賢い妹なら気づいて対策を打ってくれると信じていた。あの音声が、西園寺が私を突き落としただけでなく、他の数々の虐めの背景にもいる常習犯であることを示す証拠になると。
私は、はたと止まって五十嵐を見た。
「ちょっと待って。映像って言った?」
(確か監視カメラは西園寺が前もって止めていたんじゃ…)
「それがね~。妹ちゃん、ハッキングしてカメラを起動させたみたい。犯行の現場がばっちり映ってたから」
私は天使のような寝顔の妹に顔を向けた。
(カメラの死角に入っていたはずなのに、あの短時間でカメラを動かすプログラミングまでしたの?)
あまりの天才ぶりに畏敬の念を感じると共に、今すぐ駆け寄って抱きしめたい衝動に駆られた。しかし私は再度、はたと止まった。
(え。
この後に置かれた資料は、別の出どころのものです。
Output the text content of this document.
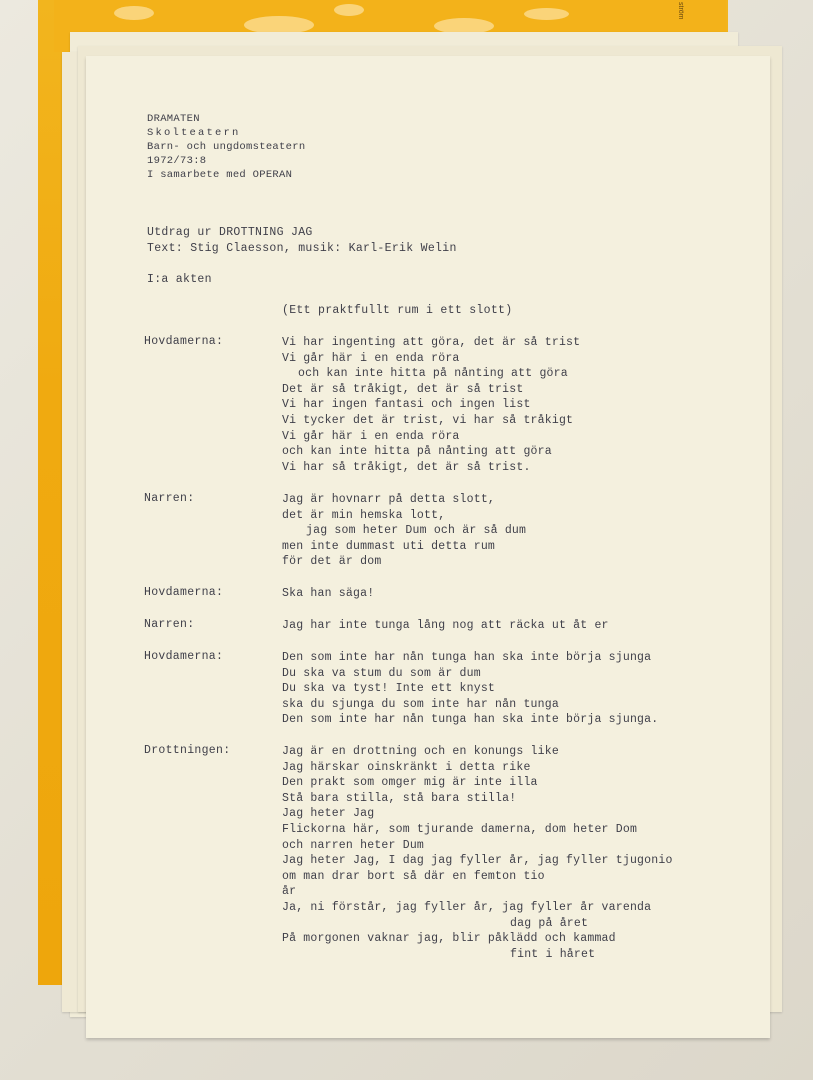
ström
DRAMATEN
Skolteatern
Barn- och ungdomsteatern
1972/73:8
I samarbete med OPERAN
Utdrag ur DROTTNING JAG
Text: Stig Claesson, musik: Karl-Erik Welin
I:a akten
(Ett praktfullt rum i ett slott)
Hovdamerna:	Vi har ingenting att göra, det är så trist
Vi går här i en enda röra
och kan inte hitta på nånting att göra
Det är så tråkigt, det är så trist
Vi har ingen fantasi och ingen list
Vi tycker det är trist, vi har så tråkigt
Vi går här i en enda röra
och kan inte hitta på nånting att göra
Vi har så tråkigt, det är så trist.
Narren:	Jag är hovnarr på detta slott,
det är min hemska lott,
jag som heter Dum och är så dum
men inte dummast uti detta rum
för det är dom
Hovdamerna:	Ska han säga!
Narren:	Jag har inte tunga lång nog att räcka ut åt er
Hovdamerna:	Den som inte har nån tunga han ska inte börja sjunga
Du ska va stum du som är dum
Du ska va tyst! Inte ett knyst
ska du sjunga du som inte har nån tunga
Den som inte har nån tunga han ska inte börja sjunga.
Drottningen:	Jag är en drottning och en konungs like
Jag härskar oinskränkt i detta rike
Den prakt som omger mig är inte illa
Stå bara stilla, stå bara stilla!
Jag heter Jag
Flickorna här, som tjurande damerna, dom heter Dom
och narren heter Dum
Jag heter Jag, I dag jag fyller år, jag fyller tjugonio
om man drar bort så där en femton tio
år
Ja, ni förstår, jag fyller år, jag fyller år varenda
dag på året
På morgonen vaknar jag, blir påklädd och kammad
fint i håret
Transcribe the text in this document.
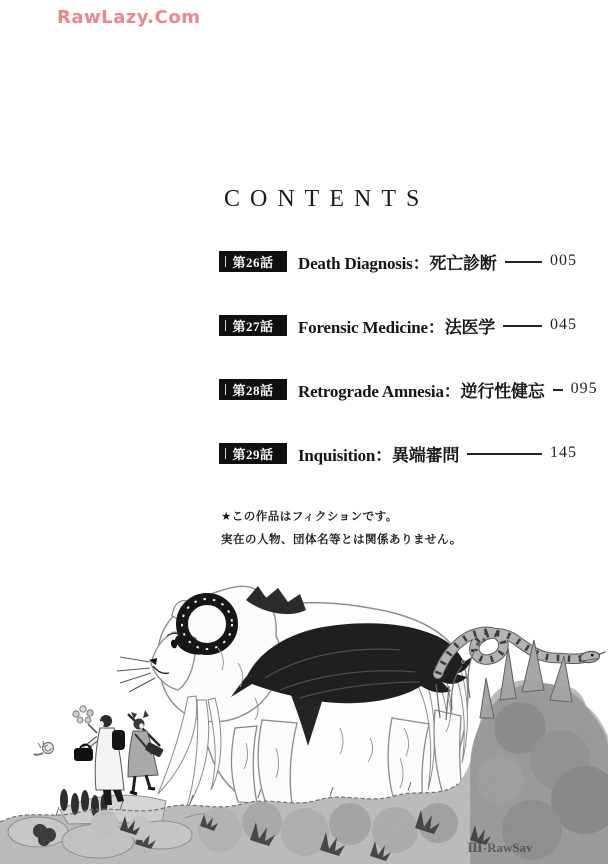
RawLazy.Com
CONTENTS
第26話 Death Diagnosis：死亡診断	005
第27話 Forensic Medicine：法医学	045
第28話 Retrograde Amnesia：逆行性健忘 095
第29話 Inquisition：異端審問	145
★この作品はフィクションです。
実在の人物、団体名等とは関係ありません。
Ⅲ-RawSav
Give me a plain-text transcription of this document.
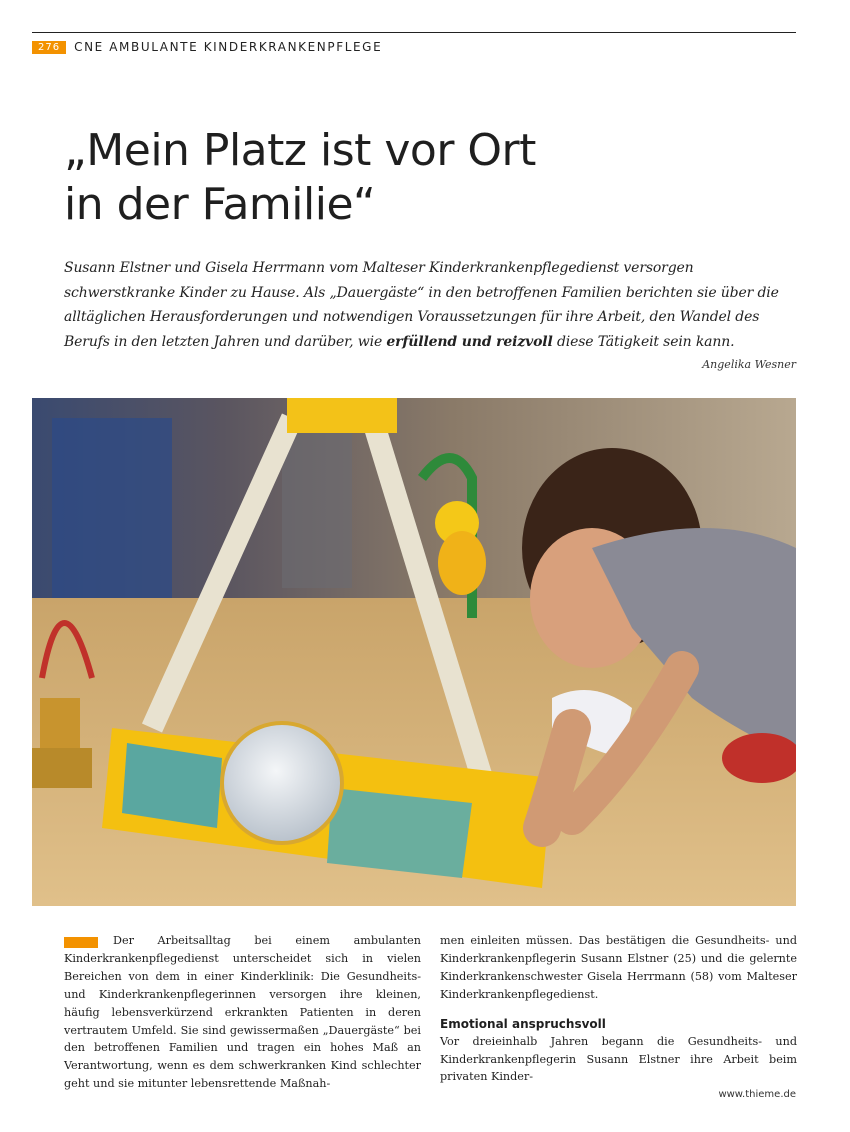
276	CNE AMBULANTE KINDERKRANKENPFLEGE
„Mein Platz ist vor Ort
in der Familie“

Susann Elstner und Gisela Herrmann vom Malteser Kinderkrankenpflegedienst versorgen schwerstkranke Kinder zu Hause. Als „Dauergäste“ in den betroffenen Familien berichten sie über die alltäglichen Herausforderungen und notwendigen Voraussetzungen für ihre Arbeit, den Wandel des Berufs in den letzten Jahren und darüber, wie erfüllend und reizvoll diese Tätigkeit sein kann.

Angelika Wesner

Der Arbeitsalltag bei einem ambulanten Kinderkrankenpflegedienst unterscheidet sich in vielen Bereichen von dem in einer Kinderklinik: Die Gesundheits- und Kinderkrankenpflegerinnen versorgen ihre kleinen, häufig lebensverkürzend erkrankten Patienten in deren vertrautem Umfeld. Sie sind gewissermaßen „Dauergäste“ bei den betroffenen Familien und tragen ein hohes Maß an Verantwortung, wenn es dem schwerkranken Kind schlechter geht und sie mitunter lebensrettende Maßnah-

men einleiten müssen. Das bestätigen die Gesundheits- und Kinderkrankenpflegerin Susann Elstner (25) und die gelernte Kinderkrankenschwester Gisela Herrmann (58) vom Malteser Kinderkrankenpflegedienst.

Emotional anspruchsvoll

Vor dreieinhalb Jahren begann die Gesundheits- und Kinderkrankenpflegerin Susann Elstner ihre Arbeit beim privaten Kinder-

www.thieme.de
ちょっと待って…)
「今、ハッキングって言った?」
「うん。透も知ってたでしょ?」
「い、いや…」
(知っていましたけど!)
手に力がこもる。
(とうとう警察沙汰に…?)
「大丈夫だ。すでに学校側とは話がついている」
私は顔を上げ、天城を見つめた。
「お前が寝ている2か月の間に色々あった。お前の妹は、今後一切ハッキング行為をしないと約束し、学校に謝罪文を出した。陰湿な虐めに気がつかなかった学校側にも非があるとして、このことは公にしないことになった」
珍しく天城はつらつらと話をしている。
「西園寺家は、親戚である理事長も含め学校から手を引き、家族全員で海外へ移住することが決まった。数週間前にはもう立ったはずだ。向こうには腕のいい精神科医がいるから、治療も開始するだろう」
「そっか」
私は掛布団に目を落とした。
やっと終わった。これで、全てが。
(藤堂と郡山なんか、相手にならんし)
待ち受けるのが可愛いイタズラだけだと思うと、心も少しばかし軽くなった。